I have tried to count the number of elements by their order. Since G is not abelian, there is no element of order 12. There is one element of order 1, 2 elements of order 3, and no elements of order 4 since one 2-sylow not being cyclic implies that non of the 2-sylows are cyclic. Now I only have to show that the number of elements of order 2 is less than 9 but I don't know how to.
Thanks in advance for your help!
$G$ contains an element of order $2$ say $b$.
$G$ contains an element of order $3$ say $a$ where $\langle a\rangle =\{e,a,a^2\}$ is a normal Sylow-$3$ subgroup of $G$.

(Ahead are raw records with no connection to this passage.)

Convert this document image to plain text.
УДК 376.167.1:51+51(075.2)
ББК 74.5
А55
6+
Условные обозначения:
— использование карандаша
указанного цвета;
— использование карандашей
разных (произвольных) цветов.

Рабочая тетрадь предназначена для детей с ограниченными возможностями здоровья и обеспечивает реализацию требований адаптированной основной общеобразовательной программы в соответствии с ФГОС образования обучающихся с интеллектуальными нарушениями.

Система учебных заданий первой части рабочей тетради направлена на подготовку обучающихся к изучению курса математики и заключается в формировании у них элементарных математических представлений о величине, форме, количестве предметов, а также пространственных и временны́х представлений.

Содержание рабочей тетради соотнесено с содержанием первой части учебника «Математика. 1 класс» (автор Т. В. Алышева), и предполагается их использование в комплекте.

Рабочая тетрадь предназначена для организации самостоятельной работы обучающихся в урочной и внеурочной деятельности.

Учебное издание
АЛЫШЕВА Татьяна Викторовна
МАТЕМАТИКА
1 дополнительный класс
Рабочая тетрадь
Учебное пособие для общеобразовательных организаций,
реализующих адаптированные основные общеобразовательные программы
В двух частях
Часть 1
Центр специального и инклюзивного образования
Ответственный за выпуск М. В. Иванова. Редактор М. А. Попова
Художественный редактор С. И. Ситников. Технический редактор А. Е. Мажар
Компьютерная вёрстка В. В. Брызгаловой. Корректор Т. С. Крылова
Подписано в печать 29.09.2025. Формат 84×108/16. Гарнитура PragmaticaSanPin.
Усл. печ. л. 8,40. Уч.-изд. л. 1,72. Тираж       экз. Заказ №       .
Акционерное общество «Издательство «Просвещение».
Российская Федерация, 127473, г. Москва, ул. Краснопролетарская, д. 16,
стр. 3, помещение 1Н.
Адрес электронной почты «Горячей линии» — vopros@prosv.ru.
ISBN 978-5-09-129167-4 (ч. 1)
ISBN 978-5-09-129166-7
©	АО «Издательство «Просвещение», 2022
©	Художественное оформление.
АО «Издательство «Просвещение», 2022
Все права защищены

Now $bab^{-1}\in \langle a\rangle\implies bab^{-1}=a$ or $bab^{-1}=e$ or $bab^{-1}=a^2$
If $bab^{-1}=a\implies ab=ba\implies o(ab)=o(a)o(b)=6$
If $bab^{-1}=a^2\implies ba=a^2b$. Now consider the subgroup $\langle a,b\rangle\cong S_3$ which is a subgroup of $G$ .
Also $G$ has $K_4=\{e,a,b,c\}$ the Kleins group as its subgroup .
Then take any $3$ cycle from $S_3$ say $(132)$ and $a\in K_4$. Then $((132),a)$ has order $6$